In [1]:
import pandas as pd
import numpy as np
import time

from sklearn.model_selection import train_test_split, RandomizedSearchCV
from sklearn.feature_selection import VarianceThreshold

from sklearn.compose import ColumnTransformer
from sklearn.pipeline import Pipeline
from sklearn.impute import SimpleImputer
from sklearn.preprocessing import OneHotEncoder, StandardScaler

from sklearn.model_selection import KFold

from sklearn.metrics import mean_squared_error

from sklearn.ensemble import RandomForestRegressor, GradientBoostingRegressor

import xgboost as xgb

from sklearn.ensemble import StackingRegressor

from sklearn import metrics

import warnings
warnings.filterwarnings("ignore")

In [None]:
########################################

In [None]:
df = pd.read_csv("SUPCOM_Train.csv")
df.dropna(thresh=df.shape[0]*0.6,how='all',axis=1, inplace = True) #remove de variables with more than 60% of NA values

X = df.drop(['target'], 1)
y = df['target']

#name of the categorical variables 
categorical_cols = [colname for colname in X.columns if X[colname].nunique() < 10 and X[colname].dtype == "object"]

#name of the numerical variables 
numerical_cols = [cname for cname in X.columns if X[cname].dtype in ['int64', 'float64']]

my_cols = categorical_cols + numerical_cols

numerical_transformer = Pipeline(steps = [('imputer', SimpleImputer(strategy='most_frequent')),
                                          ('scaling', StandardScaler())])

categorical_transformer = Pipeline(steps=[
    ('imputer', SimpleImputer(strategy='most_frequent')),
    ('onehot', OneHotEncoder()),
])

preprocessor = ColumnTransformer(transformers=[('num', numerical_transformer, numerical_cols),
                                               ('cat', categorical_transformer, categorical_cols)])

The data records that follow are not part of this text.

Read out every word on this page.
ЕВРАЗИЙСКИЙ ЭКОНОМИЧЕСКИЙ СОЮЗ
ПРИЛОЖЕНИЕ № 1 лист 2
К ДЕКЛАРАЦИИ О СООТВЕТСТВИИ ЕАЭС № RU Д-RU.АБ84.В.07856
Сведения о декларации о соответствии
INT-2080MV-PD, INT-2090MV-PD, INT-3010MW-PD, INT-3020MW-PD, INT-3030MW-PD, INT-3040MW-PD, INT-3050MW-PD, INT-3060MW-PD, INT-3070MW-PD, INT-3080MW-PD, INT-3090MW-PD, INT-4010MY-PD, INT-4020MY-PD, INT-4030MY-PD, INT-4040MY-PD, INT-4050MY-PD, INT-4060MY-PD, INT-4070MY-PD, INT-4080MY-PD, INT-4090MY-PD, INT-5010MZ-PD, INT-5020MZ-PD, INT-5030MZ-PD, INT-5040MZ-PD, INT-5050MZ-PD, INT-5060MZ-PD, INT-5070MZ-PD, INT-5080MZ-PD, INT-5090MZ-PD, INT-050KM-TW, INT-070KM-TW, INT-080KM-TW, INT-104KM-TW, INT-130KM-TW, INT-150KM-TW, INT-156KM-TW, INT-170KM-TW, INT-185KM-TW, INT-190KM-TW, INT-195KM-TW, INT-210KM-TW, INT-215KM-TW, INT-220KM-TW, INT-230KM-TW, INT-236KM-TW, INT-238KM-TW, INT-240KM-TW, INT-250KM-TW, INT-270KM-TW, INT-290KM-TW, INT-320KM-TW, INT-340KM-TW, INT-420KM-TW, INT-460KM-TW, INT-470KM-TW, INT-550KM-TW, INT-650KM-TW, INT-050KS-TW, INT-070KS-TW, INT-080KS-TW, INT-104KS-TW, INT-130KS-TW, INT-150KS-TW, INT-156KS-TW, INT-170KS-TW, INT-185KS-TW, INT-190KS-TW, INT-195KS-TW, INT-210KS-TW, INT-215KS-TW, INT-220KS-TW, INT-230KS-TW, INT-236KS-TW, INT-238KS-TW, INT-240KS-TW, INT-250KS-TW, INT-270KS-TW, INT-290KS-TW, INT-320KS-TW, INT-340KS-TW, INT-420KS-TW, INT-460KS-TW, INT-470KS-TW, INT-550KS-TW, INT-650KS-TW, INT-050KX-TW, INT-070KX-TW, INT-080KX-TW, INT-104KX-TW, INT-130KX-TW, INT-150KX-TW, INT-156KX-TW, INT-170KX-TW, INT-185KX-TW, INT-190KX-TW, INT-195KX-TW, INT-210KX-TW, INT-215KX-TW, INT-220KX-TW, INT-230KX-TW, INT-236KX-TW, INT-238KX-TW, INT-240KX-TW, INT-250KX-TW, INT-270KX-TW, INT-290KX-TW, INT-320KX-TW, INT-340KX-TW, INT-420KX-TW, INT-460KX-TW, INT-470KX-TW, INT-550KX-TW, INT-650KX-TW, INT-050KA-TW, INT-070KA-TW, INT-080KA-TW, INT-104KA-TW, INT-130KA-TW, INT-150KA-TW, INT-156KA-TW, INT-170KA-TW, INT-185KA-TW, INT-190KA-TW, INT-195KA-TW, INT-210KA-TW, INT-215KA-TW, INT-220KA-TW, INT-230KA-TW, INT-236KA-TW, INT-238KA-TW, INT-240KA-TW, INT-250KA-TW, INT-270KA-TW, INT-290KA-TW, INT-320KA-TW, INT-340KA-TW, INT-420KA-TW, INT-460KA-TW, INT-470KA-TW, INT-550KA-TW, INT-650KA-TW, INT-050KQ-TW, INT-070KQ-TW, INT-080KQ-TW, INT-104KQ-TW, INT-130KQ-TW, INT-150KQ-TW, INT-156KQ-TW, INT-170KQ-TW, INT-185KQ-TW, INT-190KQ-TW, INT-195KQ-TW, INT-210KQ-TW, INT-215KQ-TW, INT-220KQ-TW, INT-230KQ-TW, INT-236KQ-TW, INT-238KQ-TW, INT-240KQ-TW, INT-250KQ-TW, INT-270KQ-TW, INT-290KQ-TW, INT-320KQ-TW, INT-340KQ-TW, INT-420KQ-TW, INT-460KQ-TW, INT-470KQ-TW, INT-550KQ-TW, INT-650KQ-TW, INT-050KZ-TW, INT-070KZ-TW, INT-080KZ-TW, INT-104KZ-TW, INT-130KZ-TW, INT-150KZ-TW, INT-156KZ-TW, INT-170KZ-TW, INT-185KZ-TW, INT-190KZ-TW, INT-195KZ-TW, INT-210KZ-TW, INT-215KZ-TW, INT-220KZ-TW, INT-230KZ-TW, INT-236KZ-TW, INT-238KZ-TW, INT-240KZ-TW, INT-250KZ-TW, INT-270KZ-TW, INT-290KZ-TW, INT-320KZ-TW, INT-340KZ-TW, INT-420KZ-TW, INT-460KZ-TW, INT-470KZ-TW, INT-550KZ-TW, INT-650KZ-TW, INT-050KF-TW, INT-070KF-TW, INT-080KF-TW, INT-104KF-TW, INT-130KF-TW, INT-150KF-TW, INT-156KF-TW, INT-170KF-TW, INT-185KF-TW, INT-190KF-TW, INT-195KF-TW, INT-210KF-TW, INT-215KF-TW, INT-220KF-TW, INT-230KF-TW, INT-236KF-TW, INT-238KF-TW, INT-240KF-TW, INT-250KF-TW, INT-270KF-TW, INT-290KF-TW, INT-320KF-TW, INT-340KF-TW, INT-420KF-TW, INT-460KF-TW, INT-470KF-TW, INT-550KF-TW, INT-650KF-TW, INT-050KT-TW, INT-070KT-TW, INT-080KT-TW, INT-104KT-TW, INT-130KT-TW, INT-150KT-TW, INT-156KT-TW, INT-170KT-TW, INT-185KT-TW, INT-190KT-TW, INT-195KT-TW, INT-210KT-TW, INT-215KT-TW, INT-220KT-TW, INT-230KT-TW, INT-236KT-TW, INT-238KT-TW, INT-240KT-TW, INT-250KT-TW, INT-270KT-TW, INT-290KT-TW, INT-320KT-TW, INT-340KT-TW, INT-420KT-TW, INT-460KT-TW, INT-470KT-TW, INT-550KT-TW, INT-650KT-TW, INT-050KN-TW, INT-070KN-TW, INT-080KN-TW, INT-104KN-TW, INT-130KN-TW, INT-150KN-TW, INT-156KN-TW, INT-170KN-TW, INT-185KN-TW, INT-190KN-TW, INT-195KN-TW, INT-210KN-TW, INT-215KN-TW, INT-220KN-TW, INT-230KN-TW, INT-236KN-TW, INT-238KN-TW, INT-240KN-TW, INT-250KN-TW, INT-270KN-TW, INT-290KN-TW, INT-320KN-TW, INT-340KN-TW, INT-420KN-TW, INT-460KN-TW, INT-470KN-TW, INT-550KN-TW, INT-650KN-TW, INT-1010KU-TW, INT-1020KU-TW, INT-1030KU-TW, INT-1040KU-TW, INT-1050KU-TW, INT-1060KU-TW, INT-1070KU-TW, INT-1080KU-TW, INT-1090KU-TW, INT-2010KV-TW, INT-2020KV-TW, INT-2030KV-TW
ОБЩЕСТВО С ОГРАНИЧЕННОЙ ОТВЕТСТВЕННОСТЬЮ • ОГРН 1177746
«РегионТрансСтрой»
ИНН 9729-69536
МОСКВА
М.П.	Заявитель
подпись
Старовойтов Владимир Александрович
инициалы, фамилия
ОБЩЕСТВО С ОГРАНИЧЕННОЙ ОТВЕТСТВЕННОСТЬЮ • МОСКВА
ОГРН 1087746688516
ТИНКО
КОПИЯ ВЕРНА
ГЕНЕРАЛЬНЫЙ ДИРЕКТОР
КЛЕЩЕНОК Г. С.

kf = KFold(n_splits=5, shuffle=True, random_state=0)

regressors_list = [
    KNeighborsRegressor(5),
    RandomForestRegressor(random_state = 0),
    AdaBoostRegressor(),
    GradientBoostingRegressor(),
    xgb.XGBRegressor(eval_metric = metrics.mean_absolute_error, random_state = 0)
]


for regressor in regressors_list:
    mean_rmse = []
    print(regressor)
    for train_index, test_index in kf.split(df):
        X_train = df.iloc[train_index].loc[:, my_cols]
        X_test = df.iloc[test_index].loc[:,my_cols]
        y_train = df.iloc[train_index].loc[:,'target']
        y_test = df.loc[test_index].loc[:,'target']
        pipe = Pipeline(steps=[("preprocessor", preprocessor), ("regressor", regressor)])
        model = pipe.fit(X_train, y_train)
        y_v_pred = model.predict(X_test)
        mean_rmse.append(metrics.mean_squared_error(y_test, y_v_pred, squared = False))
        
    print(f"Mean of the Root Mean Square Error Folds on the test set: {np.mean(mean_rmse)}")
    print("###################---###################\n")

The best Root Mean Square Error are Random Forest and XGBRegressor. So I will combine them.

In [2]:
df = pd.read_csv("SUPCOM_Train.csv")
df.dropna(thresh=df.shape[0]*0.4,how='all',axis=1, inplace = True) #remove de variables with more than 40% of NA values

X = df.drop(['target', 'id'], 1)
y = df['target']

#name of the categorical variables 
# categorical_cols = [colname for colname in X.columns if X[colname].nunique() < 10 and X[colname].dtype == "object"]

#name of the numerical variables 
numerical_cols = [cname for cname in X.columns if X[cname].dtype in ['int64', 'float64']]

my_cols = numerical_cols

# numerical_transformer = Pipeline(steps = [('imputer', SimpleImputer(strategy='most_frequent')),
#                                           ('scaling', StandardScaler())])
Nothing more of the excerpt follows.